During one of these many trips, I recall that both Professor Dr. Sujoy Roy and the Director General of Armed Forces accompanied the research team. Our headquarters was the army hospital at 153 GH. Under the mentorship of Professor of Neurology, Dr. Baldev Singh I did research on reaction times, H-reflex and nerve conduction velocities (NCV) on twenty Dogra Regiment soldiers at sea level (Delhi), immediately after induction to high altitude and after 6 months of acclimatization and compared the results with that of twenty Ladakhi natives born and raised at high altitude. Dr. Baldev Singh was over 70 years of age when he accompanied me on one of these trips. He jokingly told me “Captain, I wish to see whether my old bones can bear the freezing cold!” The local division commander at Leh, General Singh was not pleased with our research since he was of the opinion that it distracted his men. But our orders came straight from Army Headquarters and Defense Ministry and he reluctantly allowed our work to proceed. Dr. Baldev Singh gave an excellent talk titled “Chronic Sensory Deprivation” and suggested practical ways in which soldiers who were residing in these inhospitable conditions away from their families and loved ones could deal with the isolation. Remember this was much before the time of cellphones, Internet, Face Time and WhatsApp. It was only letters which kept a soldier in touch with his family and mail was only delivered once every week.  

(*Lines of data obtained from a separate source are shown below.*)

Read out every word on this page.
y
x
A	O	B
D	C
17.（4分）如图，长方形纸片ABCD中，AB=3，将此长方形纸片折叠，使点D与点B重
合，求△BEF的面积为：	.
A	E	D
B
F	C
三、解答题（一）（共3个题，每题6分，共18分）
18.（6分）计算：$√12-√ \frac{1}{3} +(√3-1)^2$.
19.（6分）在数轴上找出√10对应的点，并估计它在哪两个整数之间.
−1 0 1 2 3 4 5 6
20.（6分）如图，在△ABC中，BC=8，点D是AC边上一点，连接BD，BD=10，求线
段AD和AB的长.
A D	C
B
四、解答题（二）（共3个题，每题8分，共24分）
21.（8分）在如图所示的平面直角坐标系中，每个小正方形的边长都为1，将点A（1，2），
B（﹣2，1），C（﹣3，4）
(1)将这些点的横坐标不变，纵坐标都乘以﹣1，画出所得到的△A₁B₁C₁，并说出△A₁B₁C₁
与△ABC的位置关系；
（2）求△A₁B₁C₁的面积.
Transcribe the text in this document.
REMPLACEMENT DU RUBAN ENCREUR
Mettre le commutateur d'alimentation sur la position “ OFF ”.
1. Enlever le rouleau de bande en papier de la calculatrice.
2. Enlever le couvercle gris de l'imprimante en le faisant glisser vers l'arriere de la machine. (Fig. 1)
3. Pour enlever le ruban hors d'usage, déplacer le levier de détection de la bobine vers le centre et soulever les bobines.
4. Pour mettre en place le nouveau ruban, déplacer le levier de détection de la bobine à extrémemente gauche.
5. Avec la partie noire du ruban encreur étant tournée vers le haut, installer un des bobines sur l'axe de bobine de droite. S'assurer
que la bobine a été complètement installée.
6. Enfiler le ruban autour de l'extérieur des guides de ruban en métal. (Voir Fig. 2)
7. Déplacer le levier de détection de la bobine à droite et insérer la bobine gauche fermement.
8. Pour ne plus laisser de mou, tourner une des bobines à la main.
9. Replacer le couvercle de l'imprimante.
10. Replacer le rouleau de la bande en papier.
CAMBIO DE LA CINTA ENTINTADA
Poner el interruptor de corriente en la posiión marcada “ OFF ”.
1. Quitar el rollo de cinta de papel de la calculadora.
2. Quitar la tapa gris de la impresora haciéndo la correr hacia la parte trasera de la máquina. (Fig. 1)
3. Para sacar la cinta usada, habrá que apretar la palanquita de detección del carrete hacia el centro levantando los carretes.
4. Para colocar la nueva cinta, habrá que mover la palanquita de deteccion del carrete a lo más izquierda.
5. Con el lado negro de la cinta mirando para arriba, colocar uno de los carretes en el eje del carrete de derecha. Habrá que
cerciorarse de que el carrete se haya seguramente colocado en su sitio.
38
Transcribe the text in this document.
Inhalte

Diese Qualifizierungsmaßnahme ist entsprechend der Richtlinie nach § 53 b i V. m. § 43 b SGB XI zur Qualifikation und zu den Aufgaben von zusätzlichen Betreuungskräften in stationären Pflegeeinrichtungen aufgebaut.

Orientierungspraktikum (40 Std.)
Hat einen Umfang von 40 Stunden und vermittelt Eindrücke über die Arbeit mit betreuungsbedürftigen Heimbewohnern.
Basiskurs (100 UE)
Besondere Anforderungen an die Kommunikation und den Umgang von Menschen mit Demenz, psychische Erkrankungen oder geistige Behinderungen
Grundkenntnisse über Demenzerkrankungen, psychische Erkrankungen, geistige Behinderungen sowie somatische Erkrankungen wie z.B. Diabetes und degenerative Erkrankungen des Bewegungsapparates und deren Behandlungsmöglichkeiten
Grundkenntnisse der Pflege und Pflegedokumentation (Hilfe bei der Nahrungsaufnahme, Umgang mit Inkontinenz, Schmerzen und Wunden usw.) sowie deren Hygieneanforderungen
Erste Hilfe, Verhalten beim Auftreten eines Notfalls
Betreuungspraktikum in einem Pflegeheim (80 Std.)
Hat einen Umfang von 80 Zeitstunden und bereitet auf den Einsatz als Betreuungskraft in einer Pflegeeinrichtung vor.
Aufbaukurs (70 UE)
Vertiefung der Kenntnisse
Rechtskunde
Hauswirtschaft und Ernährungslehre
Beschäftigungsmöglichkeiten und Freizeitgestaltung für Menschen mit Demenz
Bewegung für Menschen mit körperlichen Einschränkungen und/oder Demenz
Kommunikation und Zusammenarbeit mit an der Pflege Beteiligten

I shall not indulge on your time here with the results of our hard work under extremely difficult conditions.1-9 It is said “Once a soldier, always a soldier”. I now know that to be true. I took an oath to serve my country as a doctor in uniform and I feel very proud of the work our team did; the results of which continues to serve the men and women of the Indian Army who help protect our country from enemies both domestic and foreign in these high altitudes. To those still in uniform who guard our icy frontiers, I salute you. Jai Hind!